Una storia cruda, vera, da togliere il fiato in più punti. Non è stato solo uno, il momento in cui da lettrice ho avuto bisogno di chiudere gli occhi, di fare una pausa. La Ramunno coglie molte sfumature e osserva da più prospettive, tanto che sembra di essere lì e di non poter avere una unica e sola visione. Basta pensare al personaggio Fischer, al suo tormento, al suo segreto e al suo dovere. E’ un personaggio che traina, al quale si resta attaccati in ogni momento da quelli nei quali deve rispettare il suo ruolo a quelli nei quali vorrebbe far finta di non vedere. Fischer non è solo colui che conduce l’indagine, che raccoglie indizi ma, ai fini della sua indagine, assume anche il ruolo di ascoltatore al quale vengono mostrate le brutalità più inumane che non potrà mai scordare.
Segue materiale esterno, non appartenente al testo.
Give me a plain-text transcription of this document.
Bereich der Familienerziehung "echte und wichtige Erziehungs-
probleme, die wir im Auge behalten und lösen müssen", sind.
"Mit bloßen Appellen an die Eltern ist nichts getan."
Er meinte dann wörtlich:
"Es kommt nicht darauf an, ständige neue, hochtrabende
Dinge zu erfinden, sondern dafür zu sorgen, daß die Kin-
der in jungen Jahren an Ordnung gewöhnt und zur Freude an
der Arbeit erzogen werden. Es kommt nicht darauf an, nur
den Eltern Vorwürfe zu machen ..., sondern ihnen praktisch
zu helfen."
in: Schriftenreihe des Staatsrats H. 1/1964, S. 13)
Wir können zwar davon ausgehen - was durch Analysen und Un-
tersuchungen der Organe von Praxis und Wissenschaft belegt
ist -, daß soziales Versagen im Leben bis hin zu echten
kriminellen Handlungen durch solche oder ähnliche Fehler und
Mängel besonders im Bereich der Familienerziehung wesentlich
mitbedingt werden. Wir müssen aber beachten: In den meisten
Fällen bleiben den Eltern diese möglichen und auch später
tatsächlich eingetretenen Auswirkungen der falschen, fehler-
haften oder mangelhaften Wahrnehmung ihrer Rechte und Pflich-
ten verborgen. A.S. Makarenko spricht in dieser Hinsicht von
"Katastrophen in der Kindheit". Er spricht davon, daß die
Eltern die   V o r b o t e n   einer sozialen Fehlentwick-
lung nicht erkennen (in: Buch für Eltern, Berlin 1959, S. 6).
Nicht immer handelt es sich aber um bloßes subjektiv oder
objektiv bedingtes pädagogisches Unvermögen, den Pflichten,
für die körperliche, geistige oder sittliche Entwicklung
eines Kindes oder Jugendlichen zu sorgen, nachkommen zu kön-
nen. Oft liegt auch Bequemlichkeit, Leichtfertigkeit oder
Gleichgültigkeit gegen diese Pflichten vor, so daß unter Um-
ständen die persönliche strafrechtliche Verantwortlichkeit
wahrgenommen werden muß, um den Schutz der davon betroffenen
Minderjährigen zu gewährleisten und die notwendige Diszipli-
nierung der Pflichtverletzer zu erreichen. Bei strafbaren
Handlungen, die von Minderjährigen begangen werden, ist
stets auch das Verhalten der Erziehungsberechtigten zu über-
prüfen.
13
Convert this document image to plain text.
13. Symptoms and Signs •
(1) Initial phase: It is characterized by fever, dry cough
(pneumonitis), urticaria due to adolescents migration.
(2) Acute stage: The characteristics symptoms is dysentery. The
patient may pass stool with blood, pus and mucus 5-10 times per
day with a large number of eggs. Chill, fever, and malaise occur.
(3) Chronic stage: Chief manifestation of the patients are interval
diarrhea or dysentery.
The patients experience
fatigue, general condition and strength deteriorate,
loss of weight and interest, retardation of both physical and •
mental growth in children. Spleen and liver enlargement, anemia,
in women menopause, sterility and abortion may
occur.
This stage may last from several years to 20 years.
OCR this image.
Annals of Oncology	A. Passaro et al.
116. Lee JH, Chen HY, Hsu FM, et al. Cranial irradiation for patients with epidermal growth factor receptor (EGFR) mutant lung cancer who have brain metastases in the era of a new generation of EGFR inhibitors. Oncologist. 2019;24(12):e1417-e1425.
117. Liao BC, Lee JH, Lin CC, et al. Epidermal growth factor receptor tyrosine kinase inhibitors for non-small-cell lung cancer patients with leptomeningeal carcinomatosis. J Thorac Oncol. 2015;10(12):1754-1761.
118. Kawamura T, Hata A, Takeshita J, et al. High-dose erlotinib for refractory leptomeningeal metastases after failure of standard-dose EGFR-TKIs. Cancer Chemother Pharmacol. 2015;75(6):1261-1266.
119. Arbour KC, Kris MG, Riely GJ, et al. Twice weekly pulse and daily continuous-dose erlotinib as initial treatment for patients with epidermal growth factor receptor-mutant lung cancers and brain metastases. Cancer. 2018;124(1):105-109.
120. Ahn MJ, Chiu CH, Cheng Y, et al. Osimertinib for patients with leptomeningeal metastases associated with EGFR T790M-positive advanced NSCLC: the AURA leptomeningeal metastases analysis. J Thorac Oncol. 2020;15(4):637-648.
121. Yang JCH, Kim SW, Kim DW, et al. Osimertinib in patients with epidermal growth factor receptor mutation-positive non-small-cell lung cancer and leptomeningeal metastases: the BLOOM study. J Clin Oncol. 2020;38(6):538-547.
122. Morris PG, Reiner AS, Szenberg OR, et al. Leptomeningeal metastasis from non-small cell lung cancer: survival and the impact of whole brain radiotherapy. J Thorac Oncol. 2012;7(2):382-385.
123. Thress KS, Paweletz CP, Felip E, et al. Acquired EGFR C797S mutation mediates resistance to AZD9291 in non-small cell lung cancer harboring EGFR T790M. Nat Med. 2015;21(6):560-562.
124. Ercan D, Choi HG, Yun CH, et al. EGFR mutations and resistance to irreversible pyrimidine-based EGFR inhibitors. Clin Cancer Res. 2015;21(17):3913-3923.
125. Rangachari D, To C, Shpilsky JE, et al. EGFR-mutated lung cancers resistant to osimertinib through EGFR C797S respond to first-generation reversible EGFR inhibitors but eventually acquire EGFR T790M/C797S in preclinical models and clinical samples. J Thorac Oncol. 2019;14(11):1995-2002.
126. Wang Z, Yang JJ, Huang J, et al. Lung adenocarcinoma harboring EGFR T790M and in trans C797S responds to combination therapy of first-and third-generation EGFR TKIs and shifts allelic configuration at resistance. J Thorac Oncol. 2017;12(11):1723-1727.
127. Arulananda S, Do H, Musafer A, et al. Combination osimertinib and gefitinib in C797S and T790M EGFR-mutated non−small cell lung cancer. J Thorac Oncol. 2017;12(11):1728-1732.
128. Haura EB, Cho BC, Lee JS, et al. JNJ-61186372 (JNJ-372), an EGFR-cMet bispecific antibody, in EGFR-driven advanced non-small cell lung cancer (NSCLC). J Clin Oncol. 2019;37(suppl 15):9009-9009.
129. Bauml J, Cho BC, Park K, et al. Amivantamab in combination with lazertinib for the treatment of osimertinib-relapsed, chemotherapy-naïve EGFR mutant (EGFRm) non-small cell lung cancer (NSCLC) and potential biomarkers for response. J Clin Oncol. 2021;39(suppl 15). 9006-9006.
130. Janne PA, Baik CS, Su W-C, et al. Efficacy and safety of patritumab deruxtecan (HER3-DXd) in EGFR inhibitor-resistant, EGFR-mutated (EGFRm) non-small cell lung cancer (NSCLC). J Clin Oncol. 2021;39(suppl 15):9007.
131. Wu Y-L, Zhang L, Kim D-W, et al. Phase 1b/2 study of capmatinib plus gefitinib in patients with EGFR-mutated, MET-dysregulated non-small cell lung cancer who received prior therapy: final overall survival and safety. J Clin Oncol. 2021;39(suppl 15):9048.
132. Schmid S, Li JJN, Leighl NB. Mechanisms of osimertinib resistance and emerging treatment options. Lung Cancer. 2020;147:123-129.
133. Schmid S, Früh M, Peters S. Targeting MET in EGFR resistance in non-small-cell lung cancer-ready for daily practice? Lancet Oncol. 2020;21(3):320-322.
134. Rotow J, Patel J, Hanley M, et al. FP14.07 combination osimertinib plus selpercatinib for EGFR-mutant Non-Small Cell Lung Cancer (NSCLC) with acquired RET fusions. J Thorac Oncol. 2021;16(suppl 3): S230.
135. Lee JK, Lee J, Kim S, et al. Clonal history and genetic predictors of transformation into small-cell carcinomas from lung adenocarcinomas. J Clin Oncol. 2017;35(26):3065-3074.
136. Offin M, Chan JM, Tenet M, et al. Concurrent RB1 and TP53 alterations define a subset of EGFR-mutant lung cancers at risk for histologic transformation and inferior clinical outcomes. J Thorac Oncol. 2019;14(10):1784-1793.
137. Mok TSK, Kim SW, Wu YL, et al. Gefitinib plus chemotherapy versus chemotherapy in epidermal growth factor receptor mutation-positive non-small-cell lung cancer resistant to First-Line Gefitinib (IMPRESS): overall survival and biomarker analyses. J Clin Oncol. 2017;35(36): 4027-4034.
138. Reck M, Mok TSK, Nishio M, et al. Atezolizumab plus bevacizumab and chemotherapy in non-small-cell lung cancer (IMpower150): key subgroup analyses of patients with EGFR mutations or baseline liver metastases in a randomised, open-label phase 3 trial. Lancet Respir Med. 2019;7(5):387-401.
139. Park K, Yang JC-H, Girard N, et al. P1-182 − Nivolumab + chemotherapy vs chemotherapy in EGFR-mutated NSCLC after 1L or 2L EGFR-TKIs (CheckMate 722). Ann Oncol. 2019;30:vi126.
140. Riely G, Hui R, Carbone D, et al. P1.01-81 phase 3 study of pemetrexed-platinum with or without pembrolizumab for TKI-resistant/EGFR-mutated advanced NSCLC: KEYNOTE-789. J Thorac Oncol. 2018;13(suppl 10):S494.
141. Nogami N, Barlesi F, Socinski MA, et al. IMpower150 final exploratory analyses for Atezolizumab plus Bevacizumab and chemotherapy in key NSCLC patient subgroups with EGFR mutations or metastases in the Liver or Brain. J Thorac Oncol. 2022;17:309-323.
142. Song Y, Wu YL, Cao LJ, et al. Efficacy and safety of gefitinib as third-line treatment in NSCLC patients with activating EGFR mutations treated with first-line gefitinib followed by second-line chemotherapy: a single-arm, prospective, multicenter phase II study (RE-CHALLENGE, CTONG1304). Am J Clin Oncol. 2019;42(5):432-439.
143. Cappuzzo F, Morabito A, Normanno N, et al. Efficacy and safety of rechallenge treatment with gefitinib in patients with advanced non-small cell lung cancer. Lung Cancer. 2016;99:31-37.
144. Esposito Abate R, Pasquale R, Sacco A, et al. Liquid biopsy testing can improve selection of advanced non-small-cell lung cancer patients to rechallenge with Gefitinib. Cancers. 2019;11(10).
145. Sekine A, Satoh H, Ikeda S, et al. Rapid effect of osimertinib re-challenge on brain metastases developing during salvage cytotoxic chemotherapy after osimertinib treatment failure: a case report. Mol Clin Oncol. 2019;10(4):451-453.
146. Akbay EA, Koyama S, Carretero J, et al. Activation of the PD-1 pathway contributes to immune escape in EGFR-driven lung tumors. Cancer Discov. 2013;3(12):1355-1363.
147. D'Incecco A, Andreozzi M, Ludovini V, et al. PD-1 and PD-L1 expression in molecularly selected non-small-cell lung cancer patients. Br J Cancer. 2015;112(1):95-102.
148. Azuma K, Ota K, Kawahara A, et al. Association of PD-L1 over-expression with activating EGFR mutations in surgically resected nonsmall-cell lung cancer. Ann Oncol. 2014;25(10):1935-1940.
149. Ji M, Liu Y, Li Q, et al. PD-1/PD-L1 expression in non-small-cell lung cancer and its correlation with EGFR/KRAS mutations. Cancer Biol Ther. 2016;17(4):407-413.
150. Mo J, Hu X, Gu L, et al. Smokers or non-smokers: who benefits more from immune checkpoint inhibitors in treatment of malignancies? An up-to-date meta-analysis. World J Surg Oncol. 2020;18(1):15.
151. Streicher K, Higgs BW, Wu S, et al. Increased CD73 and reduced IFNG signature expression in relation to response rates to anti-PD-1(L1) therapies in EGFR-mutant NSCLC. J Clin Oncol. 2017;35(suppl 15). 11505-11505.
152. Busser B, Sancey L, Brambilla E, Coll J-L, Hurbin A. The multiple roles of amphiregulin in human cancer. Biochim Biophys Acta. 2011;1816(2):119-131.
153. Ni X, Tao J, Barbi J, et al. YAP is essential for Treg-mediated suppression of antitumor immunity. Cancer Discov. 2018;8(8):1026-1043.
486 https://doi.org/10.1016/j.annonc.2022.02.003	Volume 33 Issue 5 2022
Procedendo nella lettura, ho pensato che non lo facesse solo per il suo scopo ma mosso da quel desiderio che prende anche chi legge di voler sapere. È una sensazione strana perché vorresti fermarti, vorresti non venire a conoscenza e nello stesso tempo non puoi chiudere gli occhi.
Un personaggio di così grande spessore è affiancato da quello più puro: Giole, il bambino dalle tante capacità, sveglio e coraggioso, un piccolo investigatore che con i suoi disegni darà il suo contributo alle indagini spinto dal desiderio di ritrovare i suoi genitori. Ha invece un destino segnato, il dottor Mengele ha in serbo per lui una fine spietata che leggendo mi ha spaventata sempre più a mano a mano che si avvicinava, fino al colpo di scena finale.
I punti di forza di questo romanzo sono i personaggi, principali e secondari, anche quelli più crudi e in particolare quelli femminili e l’attenta ricostruzione storica che la Ramunno ha svolto dedicandosi a ricerche per meglio delineare l’ambientazione e i particolari.
La scrittura è pulita, lo stile trasparente, delicato e scorrevole così che si è davvero facilitati o meglio presi per mano nella lettura. La drammaticità, l’orrore e le fasi più cruente mi hanno toccata profondamente, le indagini mi hanno incuriosita e dunque consiglio vivamente questo romanzo perché è sviluppato su più piani con la stessa intensità.
La Ramunno sì, è riuscita a emozionarmi con Il bambino che disegnava le ombre e alla fine, di nuovo, non sono riuscita a darmi una risposta alla domanda: come sia stato tutto questo possibile? Un inferno costruito da uomini per altri uomini?